2. Agric-Business Small and Medium Enterprises Investment Scheme AGSMEIS
This is a funding scheme established by the Federal Government in collaboration with the CBN to promote a sustainable economy and increase employment opportunities through agri-businesses. Their agricultural loans have an interest rate of 5% with a tenor of 7 years. Industries eligible for this scheme are the Agriculture sector, Service sector (ICT and the creative industry), Real industry (mining and manufacturing) and other SMEs approved by the Central Bank of Nigeria.
3. Commercial Agriculture Credit Scheme (CACS)
This is an initiative by the Federal Ministry of Agriculture and the Central Bank of Nigeria to boost the development rate of agric businesses in the agricultural sector. Their agricultural loan facility is open to medium or large scale commercial farms, limited liability companies in the agriculture production process and state governments (for lending to subsistence farmers). With 9% as its interest rate, this fund is open until 2025.
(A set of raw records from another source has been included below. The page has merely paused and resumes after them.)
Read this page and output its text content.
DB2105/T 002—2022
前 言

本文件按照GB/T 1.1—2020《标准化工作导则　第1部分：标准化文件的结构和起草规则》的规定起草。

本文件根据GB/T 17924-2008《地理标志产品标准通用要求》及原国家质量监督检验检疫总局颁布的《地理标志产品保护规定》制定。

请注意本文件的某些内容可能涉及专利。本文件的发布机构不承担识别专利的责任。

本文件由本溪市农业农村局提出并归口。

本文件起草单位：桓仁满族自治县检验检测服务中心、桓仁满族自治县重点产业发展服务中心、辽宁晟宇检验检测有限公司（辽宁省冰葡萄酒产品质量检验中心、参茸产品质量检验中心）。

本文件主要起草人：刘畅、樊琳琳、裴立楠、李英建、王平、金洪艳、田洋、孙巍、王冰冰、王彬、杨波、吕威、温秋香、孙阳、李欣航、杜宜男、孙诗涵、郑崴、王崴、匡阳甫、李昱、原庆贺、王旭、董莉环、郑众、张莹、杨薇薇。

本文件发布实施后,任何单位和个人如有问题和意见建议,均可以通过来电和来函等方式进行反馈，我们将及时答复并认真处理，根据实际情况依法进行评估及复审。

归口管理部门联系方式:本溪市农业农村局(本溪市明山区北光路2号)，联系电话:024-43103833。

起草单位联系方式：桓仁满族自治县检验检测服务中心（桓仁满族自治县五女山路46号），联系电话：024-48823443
4. Agricultural Credit Support Scheme (ACSS)
This is an agriculture funding initiative by the Federal Government and the CBN. Also, the Bankers Committee actively supports this scheme. Established to encourage farmers in the agricultural sector, the ACSS curbs inflation of agrarian produce reduces the cost of production and also helps to diversify Nigeria’s revenue base. The ACSS loans have an interest rate of 8% (6% if you pay earlier) and you can access it through the respective state chapters of Farmers association or directly from banks if you are a large scale farmer.
5. Agricultural Credit Guarantee Scheme Fund (ACGSF)
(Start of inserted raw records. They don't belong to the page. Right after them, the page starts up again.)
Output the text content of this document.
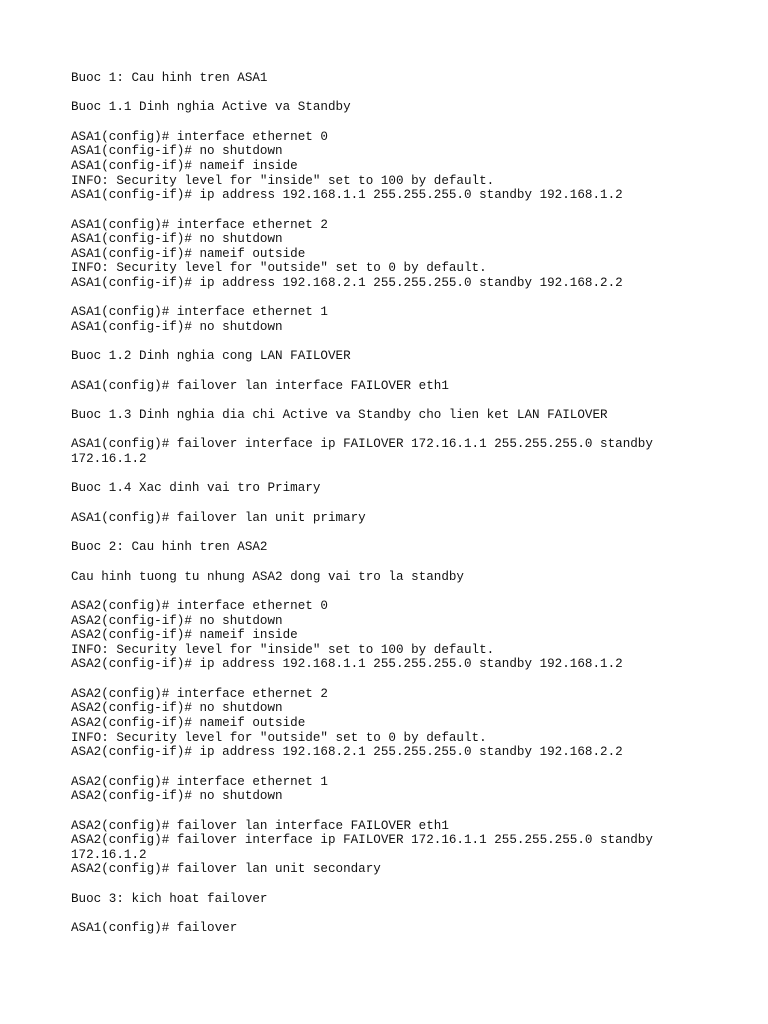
Buoc 1: Cau hinh tren ASA1
Buoc 1.1 Dinh nghia Active va Standby
ASA1(config)# interface ethernet 0
ASA1(config-if)# no shutdown
ASA1(config-if)# nameif inside
INFO: Security level for "inside" set to 100 by default.
ASA1(config-if)# ip address 192.168.1.1 255.255.255.0 standby 192.168.1.2
ASA1(config)# interface ethernet 2
ASA1(config-if)# no shutdown
ASA1(config-if)# nameif outside
INFO: Security level for "outside" set to 0 by default.
ASA1(config-if)# ip address 192.168.2.1 255.255.255.0 standby 192.168.2.2
ASA1(config)# interface ethernet 1
ASA1(config-if)# no shutdown
Buoc 1.2 Dinh nghia cong LAN FAILOVER
ASA1(config)# failover lan interface FAILOVER eth1
Buoc 1.3 Dinh nghia dia chi Active va Standby cho lien ket LAN FAILOVER
ASA1(config)# failover interface ip FAILOVER 172.16.1.1 255.255.255.0 standby
172.16.1.2
Buoc 1.4 Xac dinh vai tro Primary
ASA1(config)# failover lan unit primary
Buoc 2: Cau hinh tren ASA2
Cau hinh tuong tu nhung ASA2 dong vai tro la standby
ASA2(config)# interface ethernet 0
ASA2(config-if)# no shutdown
ASA2(config-if)# nameif inside
INFO: Security level for "inside" set to 100 by default.
ASA2(config-if)# ip address 192.168.1.1 255.255.255.0 standby 192.168.1.2
ASA2(config)# interface ethernet 2
ASA2(config-if)# no shutdown
ASA2(config-if)# nameif outside
INFO: Security level for "outside" set to 0 by default.
ASA2(config-if)# ip address 192.168.2.1 255.255.255.0 standby 192.168.2.2
ASA2(config)# interface ethernet 1
ASA2(config-if)# no shutdown
ASA2(config)# failover lan interface FAILOVER eth1
ASA2(config)# failover interface ip FAILOVER 172.16.1.1 255.255.255.0 standby
172.16.1.2
ASA2(config)# failover lan unit secondary
Buoc 3: kich hoat failover
ASA1(config)# failover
This initiative, established by the Federal Ministry of Agriculture and managed by the Central Bank provides guarantee (about 75%) for loans extended to farmers from commercial banks. The ACGSF offers some products which include Interest DrawBack, the Self-Help Group Linkage Banking and the Trust Fund Model. Interest DrawBack subsidies interest rates. Self-Help Group Linkage Banking encourages group savings and loans, and the Trust Fund Model complement farmers security for loans.
6. The Nigerian Incentive-Based Risk Sharing System for Agricultural Lending (NIRSAL)
This initiative launched in 2011 and incorporated in 2013. The purpose of this scheme is to address the low funding level in the agriculture sector. Also, to channel finance into fixed agricultural value chains. NIRSAL specialises in Agribusiness Project Development, Agricultural Risk Management, Value Chain Fixing and Finance Facilitation.
These are the primary agricultural lenders in Nigeria, and they are in partnership with some commercial banks. These banks include; First Bank, United Bank of Africa, Access Bank, Union Bank and some other microfinance banks.
Despite the central bank’s effort to promote agricultural credit within the industry, there are still some challenges. They include but not limited to
- Information gap within the industry
- Inadequate understanding of requirements to access agric loans
- The bureaucratic and complicated process of obtaining an agric loan
- Commercial bank’s apathy to the agricultural sector
However, the emergence of agrotech companies has mitigated these challenges. They have encouraged agricultural participation from lenders, borrowers and investors alike. They have created simple ways of credit and investment management of the agricultural sector through technological advancement.